Effects of Oxidative Stress on Protein Translation: Implications for Cardiovascular Diseases

Round 1

Reviewer 1 Report

This work provides a high quality, and comprehensive review of oxidative stress in protein translation and implications for cardiovascular diseases. It highlights the novel concept that oxidative alterations of protein translation are implicated in cardiovascular diseases.

The following minor corrections are recommended.

Page 2: Add a sentence for the role of NADPH oxidase as a source of ROS and the known role of NADPH oxidase in CVD.

Page 2: Revise definition of oxidative stress to include multiple ROS sources rather than limit to mitochondrial ETC.

Page 8, 291: Revise “responded differently to different oxidative stressors” to something like “responded differently to distinct oxidative stressors”.

Author Response

This work provides a high quality, and comprehensive review of oxidative stress in protein translation and implications for cardiovascular diseases. It highlights the novel concept that oxidative alterations of protein translation are implicated in cardiovascular diseases. The following minor corrections are recommended.

We thank the Reviewer for the insightful evaluation of the manuscript and for finding our review article “high quality and comprehensive.” We are grateful for the suggestions for improving our work. Please find our point-by-point answers below. 

• Page 2: Add a sentence for the role of NADPH oxidase as a source of ROS and the known role of NADPH oxidase in CVD.

Answer: Please see our answer to critique #2-2.     

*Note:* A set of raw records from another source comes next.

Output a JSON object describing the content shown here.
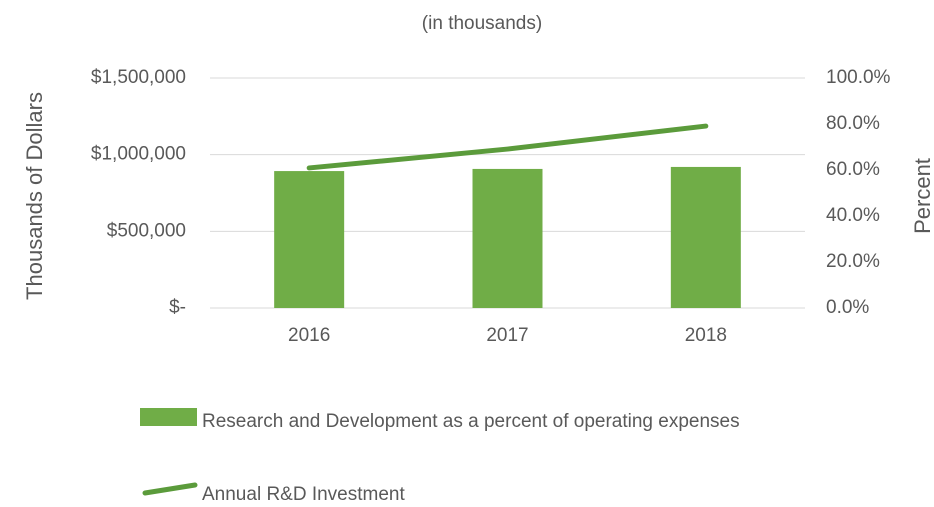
{
  "chart_data": {
    "type": "combo",
    "subtitle": "(in thousands)",
    "y_label": "Thousands of Dollars",
    "y2_label": "Percent",
    "categories": [
      "2016",
      "2017",
      "2018"
    ],
    "series": [
      {
        "name": "Research and Development as a percent of operating expenses",
        "type": "bar",
        "color": "#70ad47",
        "values": [
          893000,
          907000,
          920000
        ]
      },
      {
        "name": "Annual R&D Investment",
        "type": "line",
        "axis": "y2",
        "color": "#5b9b3b",
        "values": [
          60.9,
          69.1,
          79.1
        ]
      }
    ],
    "ylim": [
      0,
      1500000
    ],
    "yticks": [
      {
        "value": 0,
        "label": "$-"
      },
      {
        "value": 500000,
        "label": "$500,000"
      },
      {
        "value": 1000000,
        "label": "$1,000,000"
      },
      {
        "value": 1500000,
        "label": "$1,500,000"
      }
    ],
    "y2lim": [
      0,
      100
    ],
    "y2ticks": [
      {
        "value": 0,
        "label": "0.0%"
      },
      {
        "value": 20,
        "label": "20.0%"
      },
      {
        "value": 40,
        "label": "40.0%"
      },
      {
        "value": 60,
        "label": "60.0%"
      },
      {
        "value": 80,
        "label": "80.0%"
      },
      {
        "value": 100,
        "label": "100.0%"
      }
    ],
    "grid": true,
    "legend": "bottom"
  }
}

• Page 2: Revise definition of oxidative stress to include multiple ROS sources rather than limit to mitochondrial ETC.

Answer:

2-1. We agree with the Reviewers #1 that the definition of oxidative stress should be revised. Thus, a new paragraph has been incorporated into Section 2.3 of the revised version: “Nevertheless, in situations when defense systems are either overwhelmed or malfunction, upon abnormalities/mutations in ETC components, or during loss of mitochondrial inner membrane integrity, ROS levels exceed functional capacity of antioxidants (Strich, 2015), creating a condition called oxidative stress. In fact, the concept of oxidative stress was first formulated in 1985 as “a disturbance in the prooxidant-antioxidant balance in favor of the former” (Sies and Cadenas, 1985). Three decades of extensive research have built a body of evidence establishing oxidative stress as a complex and multifaceted physiological condition that can be divided into several sub forms, ranging from physiological to toxic and acute (for more details, please read an excellent review written by Helmut Sies and colleagues (Sies et al., 2017).”

2-2. Regarding multiple sources of ROS: we highlighted the difference between source and site of ROS production. The new paragraph reads: “ROS can be supplied from the environment or from within the cell. Exogenous sources include exposure to radiation or high levels of transition metals, heavy metals, and several anticancer drugs (Yokoyama et al., 2017). The main intracellular origin of ROS generation is the mitochondria, but other cellular sites, such as the endoplasmic reticulum (ER), peroxisomes, actin cytoskeleton, lysosome, plasma membrane, and cytosol are also known to supply ROS (reviewed in (Di Meo et al., 2016; Strich, 2015)). The main intracellular sources of ROS are the electron transport chain (ETC) of mitochondria (see below) and certain enzymes that generate ROS as reaction by-products. For example, xanthine oxidase (XO), which represents an oxidized form of xanthine dehydrogenase (XDH), forms in damaged tissues, including rat hearts with myocardial ischemia. XO can transfer electrons to molecular oxygen, resulting in the formation of superoxide during xanthine or hypoxanthine oxidation and promoting further heart damage (McCord et al., 1985). Another example of enzymes that supply ROS is NADPH oxidases (NOXs), a unique family of enzymes the only function of which is producing ROS. The five family members (NOX 1-5) share the same structural characteristics, including a common catalytic core composed of two domains: the dehydrogenase domain and the transmembrane domain that ensures membrane localization of these enzymes. Electrons are transferred from cytosolic NADPH to FAD located in the dehydrogenase domain, then to the inner and outer heme present in the transmembrane domain, and finally to oxygen located on the opposite site of the membrane, thus generating either superoxide (NOX1-3, NOX5) or H₂O₂ (NOX4) (reviewed in (Magnani and Mattevi, 2019)). NOXs are implicated in CVD pathologies, including myocardial ischemia-reperfusion injuries, myocardial damage, and cardiomyocyte death (Braunersreuther and Jaquet, 2012; Braunersreuther et al., 2013).” Changes are highlighted in red.      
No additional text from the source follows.